On her second album, My Life—now celebrating its thirtieth anniversary—Iris DeMent’s vocals, set against spare arrangements, evoke the emotional contours of memory and the ways it shapes our lives. The album, nominated for a Grammy in the Best Contemporary Folk Album category, has long been out of print. It is now available in a newly remastered version on CD and a limited edition LP on maroon color vinyl.

On its release in 1994, My Life garnered high praise, with the Chicago Tribune calling the songs “jewels of universal longing” and critic Robert Christgau giving it an “A+,” observing that DeMent’s “writing defines the directness sophisticates prize in traditional folk songs.”

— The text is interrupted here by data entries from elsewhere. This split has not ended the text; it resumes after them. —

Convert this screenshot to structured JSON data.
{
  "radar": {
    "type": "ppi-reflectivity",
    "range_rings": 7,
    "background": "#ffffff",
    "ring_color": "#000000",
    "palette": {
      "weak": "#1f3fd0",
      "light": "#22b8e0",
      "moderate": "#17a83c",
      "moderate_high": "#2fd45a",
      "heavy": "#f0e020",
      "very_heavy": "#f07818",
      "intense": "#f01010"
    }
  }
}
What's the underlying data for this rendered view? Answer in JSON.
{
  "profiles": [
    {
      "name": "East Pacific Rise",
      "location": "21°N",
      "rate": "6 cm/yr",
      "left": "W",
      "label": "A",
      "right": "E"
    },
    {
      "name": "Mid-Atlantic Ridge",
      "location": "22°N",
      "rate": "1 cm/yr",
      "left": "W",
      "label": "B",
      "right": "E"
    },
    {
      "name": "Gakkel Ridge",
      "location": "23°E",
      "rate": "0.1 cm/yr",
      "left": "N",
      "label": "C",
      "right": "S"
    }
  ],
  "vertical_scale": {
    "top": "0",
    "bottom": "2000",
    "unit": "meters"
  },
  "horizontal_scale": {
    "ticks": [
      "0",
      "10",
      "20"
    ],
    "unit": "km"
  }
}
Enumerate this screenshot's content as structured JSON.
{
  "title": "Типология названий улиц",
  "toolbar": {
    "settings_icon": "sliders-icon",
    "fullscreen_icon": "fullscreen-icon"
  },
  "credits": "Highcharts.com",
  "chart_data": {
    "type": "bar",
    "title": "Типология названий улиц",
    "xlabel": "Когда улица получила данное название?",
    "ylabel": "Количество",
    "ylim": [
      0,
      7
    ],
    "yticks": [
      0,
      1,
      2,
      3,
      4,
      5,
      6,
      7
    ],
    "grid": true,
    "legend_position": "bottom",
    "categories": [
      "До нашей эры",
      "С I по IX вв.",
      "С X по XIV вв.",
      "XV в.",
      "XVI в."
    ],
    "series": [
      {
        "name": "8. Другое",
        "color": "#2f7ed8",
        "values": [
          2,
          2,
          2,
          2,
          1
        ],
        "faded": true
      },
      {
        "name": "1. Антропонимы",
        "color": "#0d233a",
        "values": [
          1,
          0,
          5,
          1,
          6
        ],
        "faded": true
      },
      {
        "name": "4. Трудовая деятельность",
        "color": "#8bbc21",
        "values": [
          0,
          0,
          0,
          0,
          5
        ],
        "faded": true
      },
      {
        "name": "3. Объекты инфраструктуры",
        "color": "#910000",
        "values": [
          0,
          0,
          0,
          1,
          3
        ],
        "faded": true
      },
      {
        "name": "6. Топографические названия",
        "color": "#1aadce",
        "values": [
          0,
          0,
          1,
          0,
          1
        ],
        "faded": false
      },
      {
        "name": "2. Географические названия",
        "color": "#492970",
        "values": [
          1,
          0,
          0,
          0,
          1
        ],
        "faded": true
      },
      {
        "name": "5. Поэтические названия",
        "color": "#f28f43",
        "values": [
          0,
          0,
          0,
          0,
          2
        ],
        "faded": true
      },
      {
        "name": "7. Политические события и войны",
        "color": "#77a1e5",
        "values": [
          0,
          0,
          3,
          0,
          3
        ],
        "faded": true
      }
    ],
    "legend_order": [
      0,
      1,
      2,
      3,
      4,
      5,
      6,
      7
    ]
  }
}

Recorded at “Cowboy” Jack Clements’ studio, The Cowboy Arms Hotel & Recording Spa in Nashville, and produced by Jim Rooney, My Life features a stellar cast of musicians including Mark Howard (acoustic guitar); Stuart Duncan (fiddle, mandolin); Pete Wasner (piano); Charles Cochran (piano); Al Perkins (Dobro); Al Bennet (acoustic guitar); Phil Parlapiano (accordion); Roy Husky, Jr. (upright bass), Kenny Malone (percussion); Pat McInerney (drums), and John Catchings (cello). Clement plays acoustic guitar on “Sweet Is the Melody” and “Childhood Memories,” while Robin and Linda Williams lend their harmony vocals on “The Shores of Jordan” and Robin Williams and Joy White sing harmony on “Childhood Memories.”

The album opens with the exquisite waltz “Sweet is the Melody,” a flawless blend of layered instrumentation and DeMent’s soaring vocals. The song begins sparely with finger-picked acoustic guitar and DeMent’s lilting vocals, and the melodic strain becomes more complex with each verse or repetition of the refrain: piano chords flow under twinkling mandolin strums and a somber fiddle plays call and response with the piano on the instrumental bridge. Sweet is the melody, indeed, as DeMent sings about the dance of songwriting: “Oh, sweet is the melody, so hard to come by/It’s so hard to make every note bend just right/You lay down the hours and leave not one trace/But a tune for the dancing is there in its place.”



DeMent dedicated My Life to the memory of her father, Patrick Shaw DeMent, who died in 1992. Her father played the fiddle but laid it aside when he was saved, and he stored the instrument in its case on a closet shelf. The young DeMent one day discovered the case, and she asked her father if he would play it for her. He pondered her question for a while and then unclasped the case, tuned the instrument, and played it for a short time, putting it away because his fingers no longer had the dexterity for playing. DeMent’s mother, Flora, was a singer whose voice inspired DeMent. As the centerpiece of My Life, “No Time to Cry,” a spiraling ballad of coming-of-age and the hardness of heart that comes with it, starts with her father’s death. DeMent’s vocals swell over gently piano chords
as the singer reflects on how quickly we wrap a shell around ourselves to keep the tragedy outside from hurting us and to keep ourselves safely ensconced. “I’ve got no time to look back and I’ve got no time to see/The pieces of my heart that have been ripped away from me/And if the feeling starts to coming, I’ve learned to stop ’em fast…/I guess I’m older now and I’ve got no time to cry.”

Perkins’ Dobro and Wasner’s piano create the foundation for DeMent’s spare arrangement of Maybelle Carter’s gospel song “Troublesome Waters,” on which DeMent conveys the mourning that runs deep in the verses and the joy and promise that reaches high in the chorus. Cascading guitar picking flows beneath “The Shores of Jordan,” creating swirling eddies of sound that propel the joyous dance rhythms of the song: “I’m gonna let me feet go dancing to my very favorite songs.”

The album closes with the gorgeous title track. A spare arrangement featuring DeMent on vocals and piano and Catchings on cello, the cinematic meditation on the nature of life ponders the lingering sadness of disappointment and loss. At the same time, though, such sadness is transient for the singer can “give comfort to my friends when they’re hurting/And I can make it seem better for awhile.”

John Prine once referred to Iris DeMent’s voice as one “like you’ve heard, but not really.” Indeed, there’s a clear-as-a-mountain spring quality in DeMent’s vocals, but her voice also rings with a plain-spoken yearning, creating miniatures of daily struggles, loss, and hope into which she draws us.

It’s a pleasure to have this remastered reissue of My Life now available to a wider audience to showcase Iris DeMent’s transcendent songwriting, her enduring vocals, and her ability to capture the vagaries of human emotion in the just right blend of music and lyrics.